Giving a a fair coin, and tossing it N times, in how many possible outcomes would there be a point wherein there were more heads than tails tossed, ie, net heads.

Answer 1

The paths of length $N=2n$ such that this does not happen are the Dyck paths, enumerated by the Catalan number $C_n=(n+1)^{-1}{2n\choose n}$. The total number of paths is $2^{2n}$. Hence the probability you are after is $p_{2n}=1-2^{-2n}C_n$ (and $p_{2n+1}=p_{2n+2}$).

For example, $1-p_N\sim cN^{-3/2}$ when $N\to\infty$, with $c=2\sqrt{2/\pi}$.

Answer 2

If $N$ is odd, there is no possibility of equal heads and tails. Thus, the probability of excess heads is $\frac{1}{2}$

If N is even, the probability of equal heads and tails, $P_{equal}$, is given by:$$P_{equal}=\left(\frac{1}{2}\right)^N\frac{N!}{\left(\frac{N}{2}\right)^2}$$The probability of excess heads is then given by$$P_{Heads}=\frac{1-P_{equal}}{2}$$

Answer 3

Tossing a coin N times is a binomial distribution and you want to solve the for the CDF=0.5.
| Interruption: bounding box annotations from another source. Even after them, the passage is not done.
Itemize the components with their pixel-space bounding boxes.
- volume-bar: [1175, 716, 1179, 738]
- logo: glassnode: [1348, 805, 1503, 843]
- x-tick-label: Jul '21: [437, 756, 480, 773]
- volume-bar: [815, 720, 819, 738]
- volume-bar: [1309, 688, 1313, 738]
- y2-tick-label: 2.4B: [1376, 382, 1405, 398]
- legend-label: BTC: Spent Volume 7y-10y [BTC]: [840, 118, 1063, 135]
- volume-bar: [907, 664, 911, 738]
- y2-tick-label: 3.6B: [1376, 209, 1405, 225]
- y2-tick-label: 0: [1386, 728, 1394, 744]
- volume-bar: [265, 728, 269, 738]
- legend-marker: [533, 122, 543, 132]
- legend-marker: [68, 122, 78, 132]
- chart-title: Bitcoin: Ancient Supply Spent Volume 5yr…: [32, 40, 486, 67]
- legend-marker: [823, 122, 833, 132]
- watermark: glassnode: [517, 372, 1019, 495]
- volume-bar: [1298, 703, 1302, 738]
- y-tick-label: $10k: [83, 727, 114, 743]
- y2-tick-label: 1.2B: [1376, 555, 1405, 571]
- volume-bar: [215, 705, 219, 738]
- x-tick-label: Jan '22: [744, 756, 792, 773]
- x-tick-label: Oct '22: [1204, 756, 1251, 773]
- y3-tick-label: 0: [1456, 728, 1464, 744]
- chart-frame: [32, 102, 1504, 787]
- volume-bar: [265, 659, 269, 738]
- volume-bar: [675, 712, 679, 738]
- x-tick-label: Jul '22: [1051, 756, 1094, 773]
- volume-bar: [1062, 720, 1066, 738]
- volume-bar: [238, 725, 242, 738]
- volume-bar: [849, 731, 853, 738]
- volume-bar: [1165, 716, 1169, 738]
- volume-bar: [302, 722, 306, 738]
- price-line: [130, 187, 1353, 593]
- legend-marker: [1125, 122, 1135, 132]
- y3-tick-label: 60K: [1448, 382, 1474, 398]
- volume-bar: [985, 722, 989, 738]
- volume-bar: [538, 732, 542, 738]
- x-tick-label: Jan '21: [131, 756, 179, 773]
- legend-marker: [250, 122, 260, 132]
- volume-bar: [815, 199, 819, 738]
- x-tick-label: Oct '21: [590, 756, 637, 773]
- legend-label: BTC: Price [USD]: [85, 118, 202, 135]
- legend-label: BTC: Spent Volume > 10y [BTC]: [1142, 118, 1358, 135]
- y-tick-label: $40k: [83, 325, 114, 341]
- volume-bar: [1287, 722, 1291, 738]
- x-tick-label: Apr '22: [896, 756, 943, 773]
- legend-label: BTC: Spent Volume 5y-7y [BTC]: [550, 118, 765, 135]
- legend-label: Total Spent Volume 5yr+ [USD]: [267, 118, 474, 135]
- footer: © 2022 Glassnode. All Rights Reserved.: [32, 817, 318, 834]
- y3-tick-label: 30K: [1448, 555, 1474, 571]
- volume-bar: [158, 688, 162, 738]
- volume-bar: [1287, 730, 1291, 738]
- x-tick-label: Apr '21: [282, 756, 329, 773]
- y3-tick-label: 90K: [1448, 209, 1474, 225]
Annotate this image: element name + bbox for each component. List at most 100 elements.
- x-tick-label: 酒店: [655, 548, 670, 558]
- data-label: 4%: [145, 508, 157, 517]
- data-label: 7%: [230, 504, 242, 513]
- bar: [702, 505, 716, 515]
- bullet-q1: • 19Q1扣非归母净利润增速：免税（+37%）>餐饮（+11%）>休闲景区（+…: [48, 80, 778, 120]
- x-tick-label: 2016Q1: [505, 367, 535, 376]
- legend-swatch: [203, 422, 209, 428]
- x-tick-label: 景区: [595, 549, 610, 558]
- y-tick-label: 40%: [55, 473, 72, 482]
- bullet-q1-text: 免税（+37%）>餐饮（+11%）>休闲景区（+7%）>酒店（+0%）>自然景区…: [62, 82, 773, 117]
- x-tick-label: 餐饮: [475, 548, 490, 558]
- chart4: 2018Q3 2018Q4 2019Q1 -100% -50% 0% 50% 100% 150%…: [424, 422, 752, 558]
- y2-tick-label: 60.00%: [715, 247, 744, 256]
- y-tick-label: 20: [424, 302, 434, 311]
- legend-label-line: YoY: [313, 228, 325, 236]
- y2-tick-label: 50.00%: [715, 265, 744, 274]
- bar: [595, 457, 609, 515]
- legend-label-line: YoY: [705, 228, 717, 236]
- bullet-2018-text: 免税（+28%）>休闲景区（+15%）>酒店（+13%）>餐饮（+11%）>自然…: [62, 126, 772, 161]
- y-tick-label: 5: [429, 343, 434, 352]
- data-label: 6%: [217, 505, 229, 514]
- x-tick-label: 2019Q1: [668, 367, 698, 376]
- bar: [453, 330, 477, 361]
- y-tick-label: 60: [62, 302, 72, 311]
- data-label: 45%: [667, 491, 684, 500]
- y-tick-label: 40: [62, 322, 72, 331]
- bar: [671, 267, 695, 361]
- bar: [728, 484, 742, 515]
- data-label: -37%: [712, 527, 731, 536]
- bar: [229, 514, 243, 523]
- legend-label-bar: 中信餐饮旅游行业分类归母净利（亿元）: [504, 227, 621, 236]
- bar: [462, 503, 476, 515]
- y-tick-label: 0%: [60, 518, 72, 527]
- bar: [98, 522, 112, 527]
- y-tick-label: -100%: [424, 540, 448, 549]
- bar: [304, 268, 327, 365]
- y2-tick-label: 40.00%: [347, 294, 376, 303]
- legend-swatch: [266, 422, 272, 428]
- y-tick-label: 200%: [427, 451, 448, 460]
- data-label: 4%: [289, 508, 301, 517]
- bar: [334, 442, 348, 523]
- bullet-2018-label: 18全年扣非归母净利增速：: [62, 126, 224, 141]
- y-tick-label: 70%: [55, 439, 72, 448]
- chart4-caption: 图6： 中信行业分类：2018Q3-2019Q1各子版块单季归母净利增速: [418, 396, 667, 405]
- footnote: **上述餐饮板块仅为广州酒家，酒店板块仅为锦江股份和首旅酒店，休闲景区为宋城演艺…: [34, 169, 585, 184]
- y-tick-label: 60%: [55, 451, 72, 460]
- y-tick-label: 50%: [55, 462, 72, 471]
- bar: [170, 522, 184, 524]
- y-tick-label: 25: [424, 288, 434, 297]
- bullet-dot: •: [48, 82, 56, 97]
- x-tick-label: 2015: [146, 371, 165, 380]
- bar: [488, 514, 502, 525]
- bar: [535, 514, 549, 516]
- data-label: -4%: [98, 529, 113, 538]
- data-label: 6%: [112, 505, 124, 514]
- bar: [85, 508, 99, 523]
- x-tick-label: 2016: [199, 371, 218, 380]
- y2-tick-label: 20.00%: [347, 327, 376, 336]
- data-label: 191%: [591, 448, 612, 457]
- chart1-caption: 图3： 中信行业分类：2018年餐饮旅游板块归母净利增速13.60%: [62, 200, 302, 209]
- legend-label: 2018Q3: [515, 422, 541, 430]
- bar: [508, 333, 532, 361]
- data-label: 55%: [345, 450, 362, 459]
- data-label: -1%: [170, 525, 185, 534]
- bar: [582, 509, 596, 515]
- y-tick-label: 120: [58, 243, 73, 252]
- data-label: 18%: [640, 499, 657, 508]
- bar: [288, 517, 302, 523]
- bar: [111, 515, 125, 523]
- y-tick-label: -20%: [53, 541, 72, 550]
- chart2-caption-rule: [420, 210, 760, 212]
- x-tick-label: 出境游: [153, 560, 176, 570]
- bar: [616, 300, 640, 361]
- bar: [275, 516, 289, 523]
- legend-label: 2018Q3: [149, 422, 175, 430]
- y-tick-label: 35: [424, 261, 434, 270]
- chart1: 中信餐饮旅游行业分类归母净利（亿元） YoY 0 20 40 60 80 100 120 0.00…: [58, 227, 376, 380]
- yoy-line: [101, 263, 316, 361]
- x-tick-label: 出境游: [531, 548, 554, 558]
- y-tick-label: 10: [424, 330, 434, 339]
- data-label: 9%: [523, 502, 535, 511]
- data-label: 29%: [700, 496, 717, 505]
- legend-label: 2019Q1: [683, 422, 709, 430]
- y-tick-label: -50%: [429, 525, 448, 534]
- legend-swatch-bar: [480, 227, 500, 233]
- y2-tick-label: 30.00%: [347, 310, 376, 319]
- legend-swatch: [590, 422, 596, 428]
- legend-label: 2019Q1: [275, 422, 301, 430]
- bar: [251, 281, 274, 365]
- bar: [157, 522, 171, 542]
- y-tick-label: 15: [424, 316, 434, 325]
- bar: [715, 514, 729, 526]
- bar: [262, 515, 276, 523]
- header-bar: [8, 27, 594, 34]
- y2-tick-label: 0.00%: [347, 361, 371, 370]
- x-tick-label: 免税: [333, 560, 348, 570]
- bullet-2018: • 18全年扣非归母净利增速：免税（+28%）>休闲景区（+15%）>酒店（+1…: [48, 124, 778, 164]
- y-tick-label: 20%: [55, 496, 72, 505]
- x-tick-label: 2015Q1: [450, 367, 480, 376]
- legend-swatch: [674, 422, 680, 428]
You can work it out from the formula in the article but as a short cut ...

The chance of more heads is half the chance of unequal results.

If N is odd the chance of equal results is 0, so the chance of more heads is 0.5.

If N is even the probability of getting equal results is ${N \choose \frac{N}{2}}\frac{1}{2^N}$, so the chance of more heads is $\frac{1-{N \choose \frac{N}{2}}\frac{1}{2^N}}{2}$.